In its spring Consumer News publication, FDIC experts had some words of caution on structured CDs. The whole piece is worth checking out, but here are some of the highlights from the banking experts at the FDIC:

  • “If the new CD combined with your existing deposits at the same bank would put your total bank deposits above the $250,000 FDIC basic insurance limit, you may need to take steps to make sure all of your deposits are fully protected,” explained Jan Templeman, an FDIC Consumer Affairs Specialist.
  • “Remember that the FDIC does not license or register deposit brokers and that an unscrupulous broker could mislead or defraud its customers,” explained Martin Becker, an FDIC Senior Deposit Insurance Specialist. “If the broker fails to place your funds into a CD at an FDIC-insured bank, your money will not be insured by the FDIC. Also, be sure to review the account agreement and other supporting documentation to confirm you are in fact purchasing a CD and not a financial product that is not insured by the FDIC.”
  • “You may find that your share of any uptick in an index will be limited to a certain percentage and subject to a maximum cap,” said Meron Wondwosen, an FDIC Consumer Affairs Specialist. “For example, it’s possible for the market index to increase by 25 percent but your actual return on the CD may be only 10 percent.”
  • “Market-linked CDs are not suitable for all consumers,” Becker concluded. “If you are confused about the terms and conditions offered under the product and you are unclear or uncomfortable about the risks you are assuming, a conventional CD might be better for you.”

These points echo some of the ones I covered in a Bankrate feature a few months ago.
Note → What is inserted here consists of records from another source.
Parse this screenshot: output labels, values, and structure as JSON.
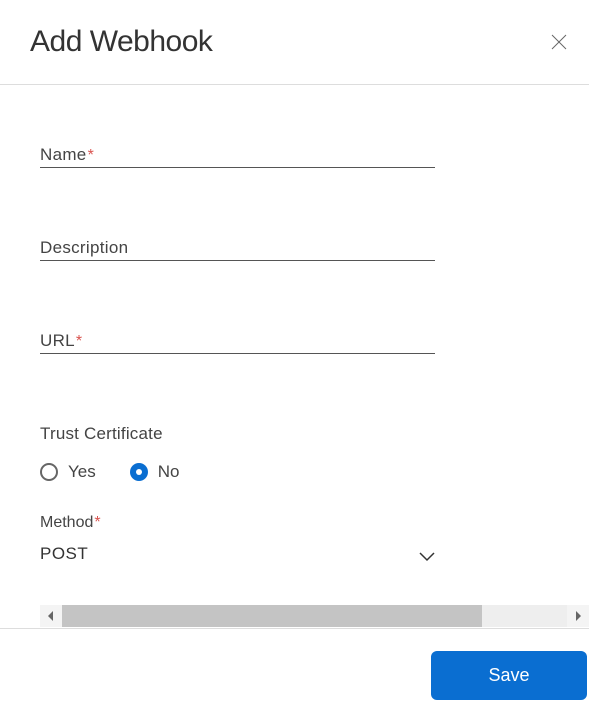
{
  "dialog": {
    "title": "Add Webhook"
  },
  "form": {
    "name": {
      "label": "Name",
      "required": true,
      "value": ""
    },
    "description": {
      "label": "Description",
      "required": false,
      "value": ""
    },
    "url": {
      "label": "URL",
      "required": true,
      "value": ""
    },
    "trustCertificate": {
      "label": "Trust Certificate",
      "options": [
        {
          "label": "Yes",
          "value": "yes",
          "selected": false
        },
        {
          "label": "No",
          "value": "no",
          "selected": true
        }
      ]
    },
    "method": {
      "label": "Method",
      "required": true,
      "value": "POST"
    }
  },
  "actions": {
    "save": "Save"
  },
  "requiredMark": "*"
}
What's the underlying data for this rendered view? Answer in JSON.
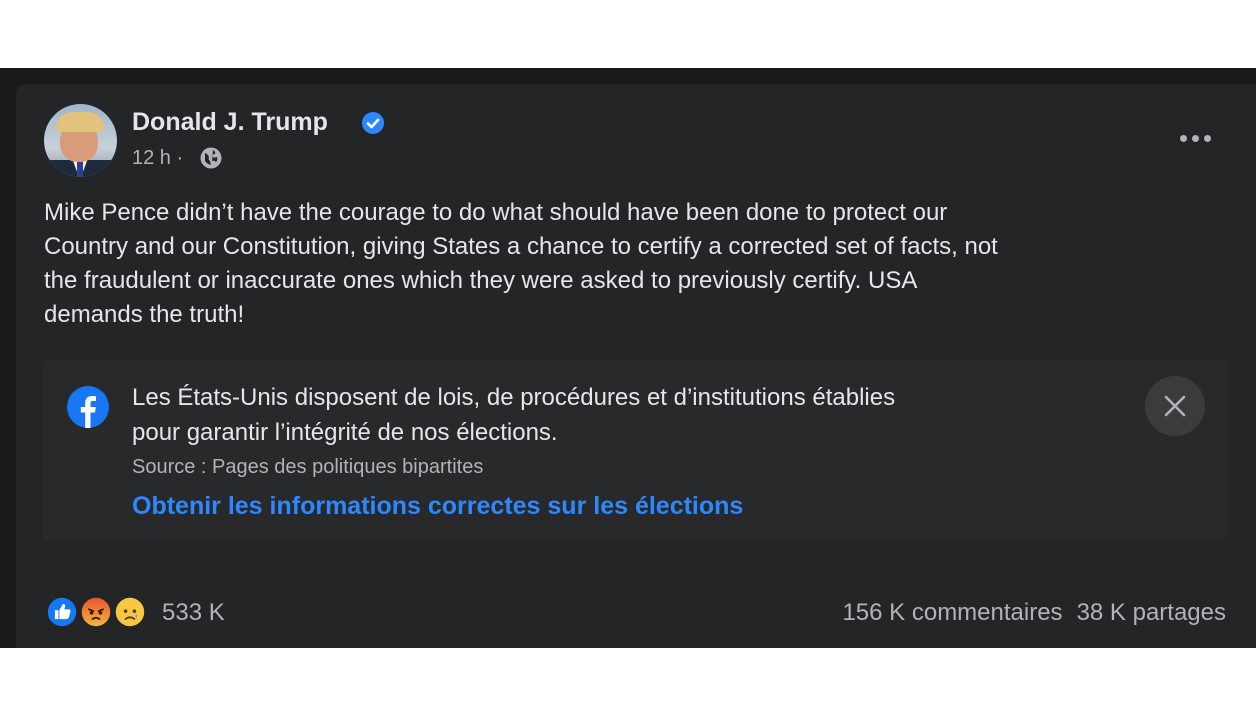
{
  "post": {
    "author": "Donald J. Trump",
    "verified_icon": "verified-badge-icon",
    "time": "12 h",
    "separator": "·",
    "privacy_icon": "globe-icon",
    "more_icon": "more-options-icon",
    "text_lines": [
      "Mike Pence didn’t have the courage to do what should have been done to protect our",
      "Country and our Constitution, giving States a chance to certify a corrected set of facts, not",
      "the fraudulent or inaccurate ones which they were asked to previously certify. USA",
      "demands the truth!"
    ]
  },
  "info_panel": {
    "logo_icon": "facebook-logo-icon",
    "lines": [
      "Les États-Unis disposent de lois, de procédures et d’institutions établies",
      "pour garantir l’intégrité de nos élections."
    ],
    "source": "Source : Pages des politiques bipartites",
    "link": "Obtenir les informations correctes sur les élections",
    "close_icon": "close-icon"
  },
  "footer": {
    "reaction_icons": [
      "like-reaction-icon",
      "angry-reaction-icon",
      "sad-reaction-icon"
    ],
    "reaction_count": "533 K",
    "comments": "156 K commentaires",
    "shares": "38 K partages"
  },
  "colors": {
    "card_background": "#242526",
    "primary_text": "#e4e6eb",
    "secondary_text": "#b0b3b8",
    "link": "#2d88ff",
    "verified": "#2d88ff"
  }
}
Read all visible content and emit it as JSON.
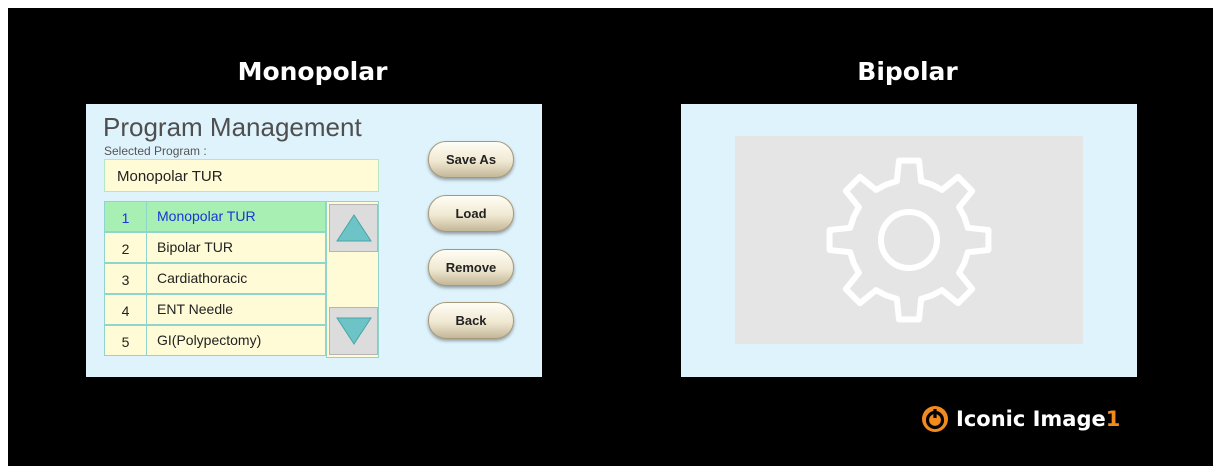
{
  "monopolar": {
    "heading": "Monopolar",
    "title": "Program Management",
    "selected_label": "Selected Program :",
    "selected_value": "Monopolar TUR",
    "programs": [
      {
        "num": "1",
        "name": "Monopolar TUR",
        "active": true
      },
      {
        "num": "2",
        "name": "Bipolar TUR",
        "active": false
      },
      {
        "num": "3",
        "name": "Cardiathoracic",
        "active": false
      },
      {
        "num": "4",
        "name": "ENT Needle",
        "active": false
      },
      {
        "num": "5",
        "name": "GI(Polypectomy)",
        "active": false
      }
    ],
    "buttons": {
      "save_as": "Save As",
      "load": "Load",
      "remove": "Remove",
      "back": "Back"
    },
    "icons": {
      "scroll_up": "triangle-up-icon",
      "scroll_down": "triangle-down-icon"
    },
    "colors": {
      "panel": "#dff3fd",
      "row": "#fffbd6",
      "active_row": "#a7efb3",
      "active_text": "#1b33d9",
      "arrow": "#6cc4c6"
    }
  },
  "bipolar": {
    "heading": "Bipolar",
    "placeholder_icon": "gear-icon"
  },
  "logo": {
    "text": "Iconic Image",
    "number": "1",
    "accent_color": "#f28a1e"
  }
}
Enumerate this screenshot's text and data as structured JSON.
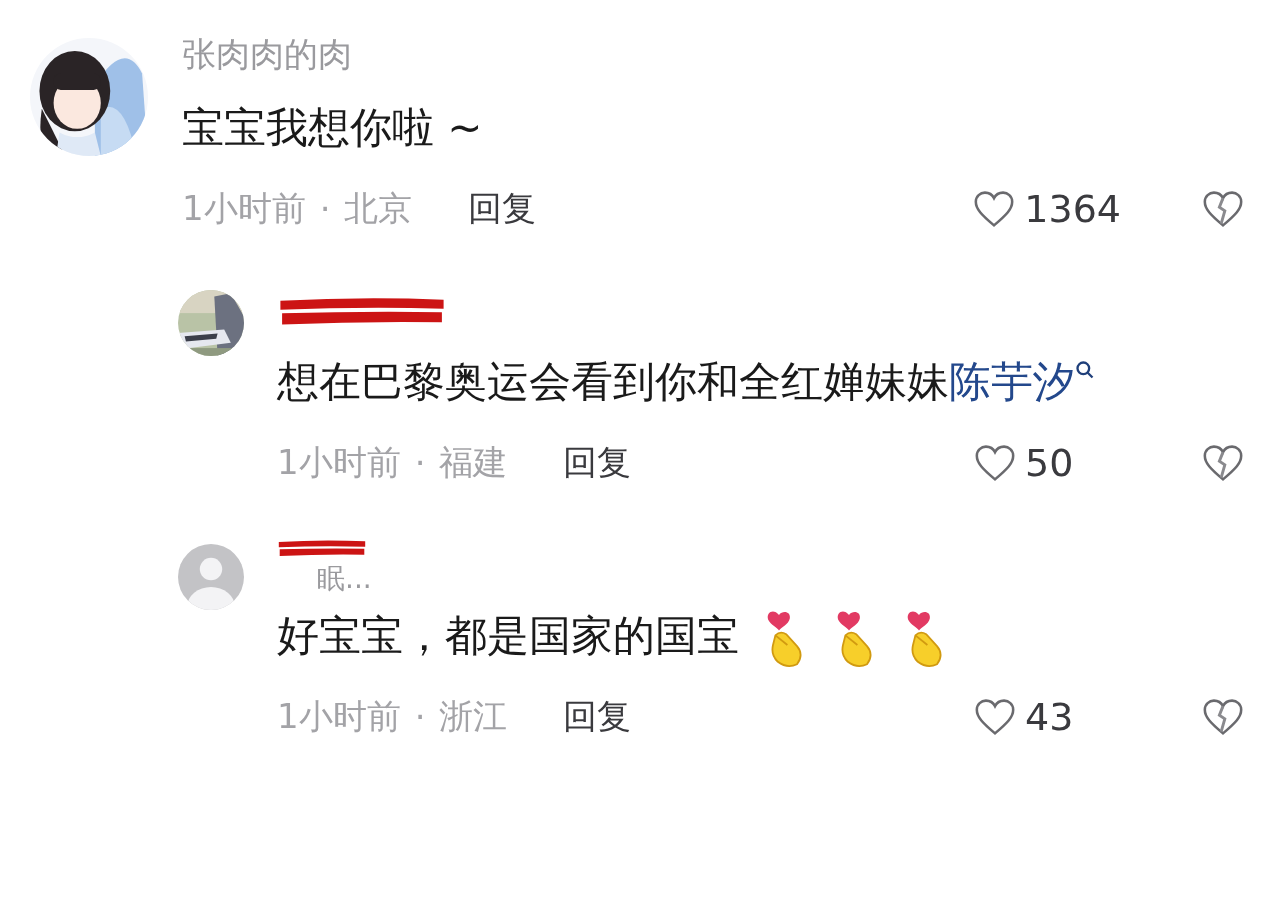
{
  "comments": [
    {
      "kind": "top",
      "username": "张肉肉的肉",
      "redacted": false,
      "text": "宝宝我想你啦 ~",
      "time": "1小时前",
      "location": "北京",
      "separator": "·",
      "reply": "回复",
      "likes": "1364"
    },
    {
      "kind": "reply",
      "redacted": true,
      "text": "想在巴黎奥运会看到你和全红婵妹妹",
      "link": "陈芋汐",
      "time": "1小时前",
      "location": "福建",
      "separator": "·",
      "reply": "回复",
      "likes": "50"
    },
    {
      "kind": "reply",
      "avatar": {
        "kind": "default"
      },
      "username": "眠...",
      "redacted": true,
      "text": "好宝宝，都是国家的国宝",
      "emojis": [
        {
          "kind": "finger-heart"
        },
        {
          "kind": "finger-heart"
        },
        {
          "kind": "finger-heart"
        }
      ],
      "time": "1小时前",
      "location": "浙江",
      "separator": "·",
      "reply": "回复",
      "likes": "43"
    }
  ]
}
While there might be some good structured CDs out there, their complexity, hidden fees and uncertain return mean they have little in common with conventional CDs.

At least with buying a mutual fund or an individual stock, you know you’re buying an asset with some risk attached. In an effort to share in the returns of the stock market without losing principal, investors in structured CDs may find risk where they least expect it.

What do you think? Would you invest in structured CDs?